I would like to share with you a classification issue I faced during the modelling process. I have to create a model for an unbalanced binary target by 4 predictors where one of them has 45% of wrong values. This predictor must be in the model.
*** What I have in my data ?
- Number of observation : 10 000
- 1 Target: binary variable let's call A -> Yes (38)/No (9 962)
- 4 Predictors: VarB (category) - VarC (category) - VarD (numeric) - VarE (category)
- Issues: For 45% of the variable VarD, the values are wrongs. The remining (55%) have been corrected after manual treatments performed by an external team. Treatments made on the 55% ones changed the initial definition of the variable D. Also, there are no ways to correct the 45% wrongs. Plus, this concerns 48% (18) of the category (yes) of the target. Let is call this new remediate variable RVarD. (variable where 55% have been corrected and 45% are wrongs)

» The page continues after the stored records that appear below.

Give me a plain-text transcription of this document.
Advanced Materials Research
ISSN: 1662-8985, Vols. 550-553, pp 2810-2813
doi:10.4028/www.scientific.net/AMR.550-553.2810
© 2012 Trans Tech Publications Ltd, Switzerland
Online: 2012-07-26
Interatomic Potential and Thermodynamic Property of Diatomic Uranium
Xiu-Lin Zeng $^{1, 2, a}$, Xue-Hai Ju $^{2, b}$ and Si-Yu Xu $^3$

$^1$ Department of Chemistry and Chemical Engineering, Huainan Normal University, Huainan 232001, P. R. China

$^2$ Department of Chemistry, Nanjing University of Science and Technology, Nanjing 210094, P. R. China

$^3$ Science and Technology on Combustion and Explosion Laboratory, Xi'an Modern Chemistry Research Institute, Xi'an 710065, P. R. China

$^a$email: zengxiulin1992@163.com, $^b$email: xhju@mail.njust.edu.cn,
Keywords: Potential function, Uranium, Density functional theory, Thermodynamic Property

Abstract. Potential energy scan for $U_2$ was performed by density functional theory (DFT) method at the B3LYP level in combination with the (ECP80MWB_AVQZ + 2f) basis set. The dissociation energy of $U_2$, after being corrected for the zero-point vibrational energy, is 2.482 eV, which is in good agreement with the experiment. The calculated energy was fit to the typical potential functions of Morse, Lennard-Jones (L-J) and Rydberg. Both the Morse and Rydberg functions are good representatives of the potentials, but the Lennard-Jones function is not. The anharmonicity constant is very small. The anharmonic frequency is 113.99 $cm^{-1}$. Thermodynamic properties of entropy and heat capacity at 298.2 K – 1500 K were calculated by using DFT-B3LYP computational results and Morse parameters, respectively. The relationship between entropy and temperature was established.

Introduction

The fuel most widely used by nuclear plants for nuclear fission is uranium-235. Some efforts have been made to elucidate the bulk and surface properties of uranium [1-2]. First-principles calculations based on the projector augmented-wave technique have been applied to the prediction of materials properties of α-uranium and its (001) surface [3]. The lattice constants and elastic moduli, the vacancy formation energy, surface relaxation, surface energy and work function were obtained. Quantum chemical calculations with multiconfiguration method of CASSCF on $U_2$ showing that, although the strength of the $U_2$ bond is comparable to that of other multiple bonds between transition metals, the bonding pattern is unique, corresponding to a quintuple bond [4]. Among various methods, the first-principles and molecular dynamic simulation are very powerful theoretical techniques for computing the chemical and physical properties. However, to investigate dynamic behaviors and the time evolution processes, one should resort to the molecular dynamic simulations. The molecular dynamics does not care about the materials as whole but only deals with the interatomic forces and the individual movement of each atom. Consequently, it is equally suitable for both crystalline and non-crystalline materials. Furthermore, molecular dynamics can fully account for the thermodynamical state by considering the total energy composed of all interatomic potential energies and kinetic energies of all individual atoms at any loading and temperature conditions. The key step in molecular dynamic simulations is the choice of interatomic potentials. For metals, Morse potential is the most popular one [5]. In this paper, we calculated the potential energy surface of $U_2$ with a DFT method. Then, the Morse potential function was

- Constraint : Built a binary model where I must use the remediated RVarD as one of a predictor and I cannot use black box models/tools or too sophisticates approaches.
*** Solutions with the pros/cons :
- A model with the remediate variable (VarD) and others after dropping the 45% wrongs of RVarD in the dataset. So we will have 5500 observations - target (yes - 20 / No - 5480)
- Pros: Easy way
- Cons: Too low number in the category (yes) of the target (20 yes). Instability for the performance because of the low number in the target
- Find a way to impute the 45% wrongs of the new remediate variable RVarD based on the distribution of the 55% corrected. I can also discretize and assign the category to the 45% wrongs based on the 55% right.
- Pros: Simple and quick way to impute
- Cons: As the definition changed it looks like I compare bananas and apple.
- 1 model without the new remediate variable (VarD) plus use the coefficients for predictions(probs). A second model with only the VarD for the 55% observations right. Compare these two probs and find a scaling factor to link the two models.
- Cons: Very complicated and hard to define properly the scaling factor and link the two models
- As the 2/, modelized a first model without the remediate variable RVarD and use the coefficient for prediction first. Then, find a way to use the mandatory variable RVarD by business rules or additional layer.
- Pros: A statistic model is secured
- Cons: Complicated and hard to define the best rule for the 45% wrong data of the remediate variable RVarD
Which one is more realistic or how could I improve it ? Feel free to propose different approach, I am open for discussion.
Thanks a lot.